A simple use case is allowing users to query the script for usage information - a common feature in command-line tools and applications.

                $ python greet_user.py --help

                Usage: python greet_user.py [options]
                Options:
                  --help    Show this help message
                  --name    User name (string)
                  --age     User age (integer)
            
Command line arguments must follow the script name by a space.
Multiple command line arguments must be separated from each other by space.

                $ python greet_user.py --name=Ada --age=23
            

Access command line arguments in Python

In a Python script you can get command-line argument with sys.argv list:
Note that the script name itself is passed implicitly as the first argument!
i.e. sys.argv[0] will always store the script name.
If you need only the list of command-line arguments, you can just slice sys.argv: sys.argv[1:]

                import sys

                print(f"Script Name: {sys.argv[0]}")
                print(f"Arguments: {sys.argv[1:]}")

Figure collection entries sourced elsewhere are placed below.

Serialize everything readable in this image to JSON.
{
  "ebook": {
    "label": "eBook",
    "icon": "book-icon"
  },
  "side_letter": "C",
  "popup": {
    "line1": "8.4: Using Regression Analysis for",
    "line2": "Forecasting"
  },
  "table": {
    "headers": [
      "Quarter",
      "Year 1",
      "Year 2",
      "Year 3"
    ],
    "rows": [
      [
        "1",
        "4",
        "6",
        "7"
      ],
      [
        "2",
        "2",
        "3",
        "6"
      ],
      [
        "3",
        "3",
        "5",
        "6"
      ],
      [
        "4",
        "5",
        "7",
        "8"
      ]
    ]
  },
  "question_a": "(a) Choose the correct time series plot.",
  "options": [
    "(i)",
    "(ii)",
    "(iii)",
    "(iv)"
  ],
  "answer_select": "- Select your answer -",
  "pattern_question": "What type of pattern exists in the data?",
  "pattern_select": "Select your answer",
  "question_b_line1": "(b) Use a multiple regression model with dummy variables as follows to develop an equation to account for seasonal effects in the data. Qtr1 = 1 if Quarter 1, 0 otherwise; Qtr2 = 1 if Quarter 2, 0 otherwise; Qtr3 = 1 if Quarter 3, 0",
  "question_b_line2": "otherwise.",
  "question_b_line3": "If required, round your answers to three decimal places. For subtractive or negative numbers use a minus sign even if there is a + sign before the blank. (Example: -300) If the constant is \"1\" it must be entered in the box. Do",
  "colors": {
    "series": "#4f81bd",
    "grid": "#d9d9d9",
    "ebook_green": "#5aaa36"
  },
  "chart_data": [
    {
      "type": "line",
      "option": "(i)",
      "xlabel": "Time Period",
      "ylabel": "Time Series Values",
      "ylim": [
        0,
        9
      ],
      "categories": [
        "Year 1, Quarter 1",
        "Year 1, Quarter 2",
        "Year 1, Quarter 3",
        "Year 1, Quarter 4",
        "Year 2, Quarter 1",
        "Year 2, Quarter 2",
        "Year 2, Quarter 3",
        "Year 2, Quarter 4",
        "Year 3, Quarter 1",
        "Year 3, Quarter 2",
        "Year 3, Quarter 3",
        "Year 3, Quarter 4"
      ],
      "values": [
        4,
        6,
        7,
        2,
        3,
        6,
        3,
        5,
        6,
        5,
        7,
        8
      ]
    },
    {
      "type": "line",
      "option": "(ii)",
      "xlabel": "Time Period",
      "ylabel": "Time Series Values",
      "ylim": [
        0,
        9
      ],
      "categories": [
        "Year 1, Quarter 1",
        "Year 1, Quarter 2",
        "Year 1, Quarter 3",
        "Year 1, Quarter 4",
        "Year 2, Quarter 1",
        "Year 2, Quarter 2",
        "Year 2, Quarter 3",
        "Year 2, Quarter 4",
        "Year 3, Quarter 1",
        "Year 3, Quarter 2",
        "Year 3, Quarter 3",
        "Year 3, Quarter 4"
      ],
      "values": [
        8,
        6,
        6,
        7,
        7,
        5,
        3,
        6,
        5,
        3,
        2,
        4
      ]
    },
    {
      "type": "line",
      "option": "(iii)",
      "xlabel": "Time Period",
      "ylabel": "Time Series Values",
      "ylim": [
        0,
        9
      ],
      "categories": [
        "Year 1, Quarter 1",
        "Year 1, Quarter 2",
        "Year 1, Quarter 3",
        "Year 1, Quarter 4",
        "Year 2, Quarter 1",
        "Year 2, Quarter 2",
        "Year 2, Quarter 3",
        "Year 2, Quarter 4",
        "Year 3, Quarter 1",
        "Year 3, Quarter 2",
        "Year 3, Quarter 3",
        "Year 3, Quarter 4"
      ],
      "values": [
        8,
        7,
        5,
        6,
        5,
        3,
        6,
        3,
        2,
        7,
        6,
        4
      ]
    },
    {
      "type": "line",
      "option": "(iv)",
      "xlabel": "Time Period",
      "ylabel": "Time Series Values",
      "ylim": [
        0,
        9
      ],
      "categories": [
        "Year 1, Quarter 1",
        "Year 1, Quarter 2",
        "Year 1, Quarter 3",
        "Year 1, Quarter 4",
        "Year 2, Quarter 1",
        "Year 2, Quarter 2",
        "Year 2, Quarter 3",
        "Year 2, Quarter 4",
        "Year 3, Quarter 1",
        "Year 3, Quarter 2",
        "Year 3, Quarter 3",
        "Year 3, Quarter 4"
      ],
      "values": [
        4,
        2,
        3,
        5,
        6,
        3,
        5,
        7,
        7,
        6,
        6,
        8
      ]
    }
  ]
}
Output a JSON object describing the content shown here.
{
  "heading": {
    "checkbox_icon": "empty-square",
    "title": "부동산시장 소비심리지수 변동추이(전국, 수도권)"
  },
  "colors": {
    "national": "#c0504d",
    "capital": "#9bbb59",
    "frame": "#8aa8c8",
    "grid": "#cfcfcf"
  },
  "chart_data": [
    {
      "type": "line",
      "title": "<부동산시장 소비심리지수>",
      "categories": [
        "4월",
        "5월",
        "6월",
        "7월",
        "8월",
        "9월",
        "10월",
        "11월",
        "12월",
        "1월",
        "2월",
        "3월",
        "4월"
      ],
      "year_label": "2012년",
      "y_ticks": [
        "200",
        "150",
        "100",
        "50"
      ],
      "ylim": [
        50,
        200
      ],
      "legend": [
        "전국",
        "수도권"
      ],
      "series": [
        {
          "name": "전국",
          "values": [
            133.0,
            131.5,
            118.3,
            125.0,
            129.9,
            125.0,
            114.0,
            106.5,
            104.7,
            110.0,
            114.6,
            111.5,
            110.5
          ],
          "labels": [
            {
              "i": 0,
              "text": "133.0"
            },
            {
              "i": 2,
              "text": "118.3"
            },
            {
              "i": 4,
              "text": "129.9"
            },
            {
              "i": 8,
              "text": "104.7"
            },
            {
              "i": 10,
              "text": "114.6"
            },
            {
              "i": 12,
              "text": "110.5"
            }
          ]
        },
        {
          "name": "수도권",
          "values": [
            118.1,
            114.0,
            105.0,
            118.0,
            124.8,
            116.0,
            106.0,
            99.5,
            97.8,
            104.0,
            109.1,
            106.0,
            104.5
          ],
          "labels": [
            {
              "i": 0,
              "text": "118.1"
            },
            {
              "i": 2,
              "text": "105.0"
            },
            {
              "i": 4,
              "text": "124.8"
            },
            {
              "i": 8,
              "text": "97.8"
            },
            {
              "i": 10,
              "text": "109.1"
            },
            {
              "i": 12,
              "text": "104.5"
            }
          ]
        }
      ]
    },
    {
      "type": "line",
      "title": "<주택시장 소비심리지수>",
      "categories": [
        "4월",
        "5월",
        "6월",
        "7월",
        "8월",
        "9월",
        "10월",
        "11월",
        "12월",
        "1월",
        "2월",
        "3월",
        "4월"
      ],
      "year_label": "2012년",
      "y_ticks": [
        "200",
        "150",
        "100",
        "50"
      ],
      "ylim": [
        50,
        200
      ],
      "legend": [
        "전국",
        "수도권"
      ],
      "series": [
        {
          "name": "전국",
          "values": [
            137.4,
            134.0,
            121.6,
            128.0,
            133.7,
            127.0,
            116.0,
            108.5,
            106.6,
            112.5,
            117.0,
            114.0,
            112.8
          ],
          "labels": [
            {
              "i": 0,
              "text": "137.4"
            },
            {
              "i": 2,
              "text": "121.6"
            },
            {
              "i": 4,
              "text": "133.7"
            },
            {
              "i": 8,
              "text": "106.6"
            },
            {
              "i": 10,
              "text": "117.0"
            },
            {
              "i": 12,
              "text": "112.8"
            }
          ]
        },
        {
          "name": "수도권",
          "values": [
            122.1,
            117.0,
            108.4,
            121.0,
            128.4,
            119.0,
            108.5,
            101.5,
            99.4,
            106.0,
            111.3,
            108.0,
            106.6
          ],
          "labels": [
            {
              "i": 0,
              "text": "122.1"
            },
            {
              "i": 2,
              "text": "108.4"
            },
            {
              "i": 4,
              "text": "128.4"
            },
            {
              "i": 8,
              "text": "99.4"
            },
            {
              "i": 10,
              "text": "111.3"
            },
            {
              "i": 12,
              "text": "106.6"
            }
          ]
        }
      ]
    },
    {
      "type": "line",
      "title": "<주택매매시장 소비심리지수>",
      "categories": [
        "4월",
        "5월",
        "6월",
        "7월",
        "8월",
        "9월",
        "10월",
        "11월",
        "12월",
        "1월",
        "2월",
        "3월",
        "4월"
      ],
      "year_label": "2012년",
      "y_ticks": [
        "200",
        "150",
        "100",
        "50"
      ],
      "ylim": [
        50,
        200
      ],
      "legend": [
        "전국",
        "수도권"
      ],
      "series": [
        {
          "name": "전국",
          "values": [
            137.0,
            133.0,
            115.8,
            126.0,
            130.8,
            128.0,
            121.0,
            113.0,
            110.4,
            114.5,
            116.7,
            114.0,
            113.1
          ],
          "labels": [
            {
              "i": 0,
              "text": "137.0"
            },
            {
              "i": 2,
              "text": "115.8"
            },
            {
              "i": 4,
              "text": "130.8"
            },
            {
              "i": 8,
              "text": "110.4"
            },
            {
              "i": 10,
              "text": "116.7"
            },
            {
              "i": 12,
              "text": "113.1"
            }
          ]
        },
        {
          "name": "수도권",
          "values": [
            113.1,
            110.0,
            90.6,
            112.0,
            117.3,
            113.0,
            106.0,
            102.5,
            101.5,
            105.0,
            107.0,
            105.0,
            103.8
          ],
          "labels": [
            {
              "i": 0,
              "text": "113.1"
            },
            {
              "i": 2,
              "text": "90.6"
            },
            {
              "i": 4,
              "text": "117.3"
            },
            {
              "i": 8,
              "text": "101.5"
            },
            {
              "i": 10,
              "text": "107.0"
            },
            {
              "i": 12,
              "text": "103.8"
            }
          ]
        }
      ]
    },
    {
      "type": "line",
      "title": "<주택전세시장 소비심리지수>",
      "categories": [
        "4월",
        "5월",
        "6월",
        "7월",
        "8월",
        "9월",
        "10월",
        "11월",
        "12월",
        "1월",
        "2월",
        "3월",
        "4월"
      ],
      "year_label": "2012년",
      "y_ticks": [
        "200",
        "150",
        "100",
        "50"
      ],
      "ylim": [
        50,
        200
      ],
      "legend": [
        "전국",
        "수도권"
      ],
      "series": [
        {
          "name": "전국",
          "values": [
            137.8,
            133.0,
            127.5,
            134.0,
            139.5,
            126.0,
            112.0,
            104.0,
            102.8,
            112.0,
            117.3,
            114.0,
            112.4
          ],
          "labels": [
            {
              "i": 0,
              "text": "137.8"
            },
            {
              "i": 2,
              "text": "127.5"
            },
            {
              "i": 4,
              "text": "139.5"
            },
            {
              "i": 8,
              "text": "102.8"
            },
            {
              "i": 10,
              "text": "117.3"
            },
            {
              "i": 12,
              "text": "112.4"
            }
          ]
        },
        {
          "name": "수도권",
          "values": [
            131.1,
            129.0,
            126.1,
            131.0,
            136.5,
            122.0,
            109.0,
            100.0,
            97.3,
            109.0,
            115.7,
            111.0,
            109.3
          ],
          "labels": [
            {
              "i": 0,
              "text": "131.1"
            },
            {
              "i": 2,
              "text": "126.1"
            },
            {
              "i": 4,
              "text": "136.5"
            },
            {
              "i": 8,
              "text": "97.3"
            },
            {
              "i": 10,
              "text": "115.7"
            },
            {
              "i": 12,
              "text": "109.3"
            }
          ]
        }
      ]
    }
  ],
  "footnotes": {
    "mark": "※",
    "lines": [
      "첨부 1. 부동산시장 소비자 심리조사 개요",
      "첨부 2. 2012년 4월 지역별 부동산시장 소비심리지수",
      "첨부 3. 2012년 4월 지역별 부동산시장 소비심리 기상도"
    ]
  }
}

                ###Output of:  python greet_user.py --name=Ada --age=23
                #Script Name: greet_user.py
                #Arguments: ['--name=Ada', '--age=23']
            

Command line arguments - examples

Lets have next script, which just prints argv list:

                import sys

                print('Argument List:', sys.argv)
            
Now, let's execute script with different command-line arguments:

                # call script without arguments:

                $ python argv_examples.py
                Argument List: ['argv_examples.py']
            

                # call script with 1 argument:

                $ python argv_examples.py arg1
                Argument List: ['argv_examples.py', 'arg1']
            

                # call script with 3 arguments:

                $ python argv_examples.py arg1 23 -45.6
                Argument List: ['argv_examples.py', 'arg1', '23', '-45.6']
            

Using argparse for Advanced Argument Parsing

Introduction to argparse

The argparse module makes it easy to write user-friendly command-line interfaces even for complex scenarios
The program defines what arguments it requires, and argparse figures out how to parse those out of sys.argv.
Example: simple script that echoes a message a specified number of times

                import argparse

                # Create the parser
                parser = argparse.ArgumentParser(description='Example script demonstrating argparse usage.')

                # define positional required argument:
                parser.add_argument('message', help='the message to be repeated')

                # define optional argument:
                parser.add_argument('--repeat', type=int, default=1, help='How many times to repeat the message (default: %(default)s)')

                # Parse arguments
                args = parser.parse_args()

                # Use arguments
                for _ in range(args.repeat):
                    print(args.message)



                ###Output of: $ python echo.py hello --repeat 3
                # hello
                # hello
                # hello

                ###Output of: $ python echo.py --help
                # usage: echo.py [-h] [--repeat REPEAT] message

                # Example script demonstrating argparse usage.

                # positional arguments:
                #   message          the message to be repeated

                # options:
                #   -h, --help       show this help message and exit
                #   --repeat REPEAT  How many times to repeat the message (default: 1)

                ###Output of: python3 echo.py
                # usage: echo.py [-h] [--repeat REPEAT] message
                # echo.py: error: the following arguments are required: message
            
argparse handles positional arguments (here, message) that are required, and optional arguments (here, --repeat) that the user can specify to alter the script's behavior.
The argparse module automatically generates help and usage messages and issues errors when users give the program invalid arguments.